I turned 38 in February. Unfortunately, whatever black magic 37 possessed did not disappear instantaneously.

It was in that mindset, in April of this year of change, that I found out I’m BRCA positive–I have “the cancer gene,” the BRCA mutation, whatever of the various names for this relatively new diagnosis. I therefore have a much greater chance than the general population of having certain types of cancer, namely breast and ovarian. But also pancreatic, skin, and possibly lung and cervical. And who knows what else; it seems so new and good studies are long and slow, that nothing feels solid. Then again, I’ve been in a bit of denial and I’ve pushed it all off, which is unlike me. But I was diagnosed two weeks before my first book was published and I was determined to keep it at bay until after I could celebrate for awhile.

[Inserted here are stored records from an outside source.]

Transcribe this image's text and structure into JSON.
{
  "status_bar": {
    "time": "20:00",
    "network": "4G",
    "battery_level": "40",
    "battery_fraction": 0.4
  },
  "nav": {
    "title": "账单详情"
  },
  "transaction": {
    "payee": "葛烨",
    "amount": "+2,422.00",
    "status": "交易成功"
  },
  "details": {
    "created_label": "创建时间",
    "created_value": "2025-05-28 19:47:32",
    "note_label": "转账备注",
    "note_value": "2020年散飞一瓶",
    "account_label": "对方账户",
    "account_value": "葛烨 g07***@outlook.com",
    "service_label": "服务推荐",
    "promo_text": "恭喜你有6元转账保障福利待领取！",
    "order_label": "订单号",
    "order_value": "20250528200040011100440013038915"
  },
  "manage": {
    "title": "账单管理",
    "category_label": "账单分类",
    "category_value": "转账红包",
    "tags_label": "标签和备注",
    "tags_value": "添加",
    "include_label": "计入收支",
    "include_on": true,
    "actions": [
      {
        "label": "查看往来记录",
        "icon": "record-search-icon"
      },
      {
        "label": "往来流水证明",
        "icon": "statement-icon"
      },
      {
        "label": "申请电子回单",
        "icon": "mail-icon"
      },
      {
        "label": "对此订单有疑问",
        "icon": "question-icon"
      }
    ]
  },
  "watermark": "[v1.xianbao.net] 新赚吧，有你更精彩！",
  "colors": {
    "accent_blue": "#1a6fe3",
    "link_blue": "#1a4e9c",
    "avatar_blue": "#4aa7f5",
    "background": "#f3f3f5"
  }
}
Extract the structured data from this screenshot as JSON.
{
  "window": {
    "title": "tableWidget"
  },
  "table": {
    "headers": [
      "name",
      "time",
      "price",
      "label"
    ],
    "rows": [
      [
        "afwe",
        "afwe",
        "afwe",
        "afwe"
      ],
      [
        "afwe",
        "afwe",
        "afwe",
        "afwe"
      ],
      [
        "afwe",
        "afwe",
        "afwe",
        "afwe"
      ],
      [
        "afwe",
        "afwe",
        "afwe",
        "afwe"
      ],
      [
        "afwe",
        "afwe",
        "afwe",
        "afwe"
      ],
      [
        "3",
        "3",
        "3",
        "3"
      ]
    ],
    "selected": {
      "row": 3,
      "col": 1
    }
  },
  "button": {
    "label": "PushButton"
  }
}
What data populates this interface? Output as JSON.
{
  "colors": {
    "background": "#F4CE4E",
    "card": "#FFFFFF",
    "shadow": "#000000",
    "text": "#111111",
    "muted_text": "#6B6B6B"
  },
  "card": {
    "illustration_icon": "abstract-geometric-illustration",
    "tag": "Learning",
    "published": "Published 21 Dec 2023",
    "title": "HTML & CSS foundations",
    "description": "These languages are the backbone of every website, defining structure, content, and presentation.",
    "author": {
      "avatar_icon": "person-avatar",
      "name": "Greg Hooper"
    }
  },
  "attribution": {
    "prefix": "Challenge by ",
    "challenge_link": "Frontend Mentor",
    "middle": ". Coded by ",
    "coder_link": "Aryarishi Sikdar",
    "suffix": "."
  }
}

Well, my book tour is over so now’s the time, I suppose. (Though let’s be honest, there’s no way I’m putting my book too far in the background when it’s less than two months old; it still needs some motherly love.) My sister, also positive (which is actually misleading because in our cases, we don’t even have the gene; it’s missing from our DNA), dove in and learned all she could about the gene and our options. I had a “meeting” with her the other night to get up to speed. I felt slightly numb the entire time we talked, as I have pretty much since I found out.

Once in the car, though, a simple sight broke me: I drove past a father and daughter playing softball in a field. The father pitched to the daughter and she swung the bat  just as I passed and I could have sworn it was me and my father twenty-five years ago. And then time and motion and adulthood and childhood and joy and melancholy converged, and I cried all the way home.

There have been light moments—my sister and I laughed today as we talked about getting double mastectomies together and found ourselves saying things like, “December, maybe? I don’t know, when’s good for you?”

My mother and aunt are also BRCA-positive. Meanwhile, less than 1% of the population are BRCA-positive, according to ABC News. I’ve also heard it’s 2%. Regardless, we really represent in my family. We come to the table. Once your parent is BRCA-positive, you have a 50/50 chance of being positive yourself. So the women in my family flipped a coin four times in a row, and four times in a row we got BRCA-positive. I wish money was involved.

I hope to write about our experiences here; after all, it fits right in with the theme of this blog. But over the next few months, I might not be around a lot, and this is my explanation–to the readers and writers whom I usually visit and comment and correspond with. In this year of changes, there are a few more to come.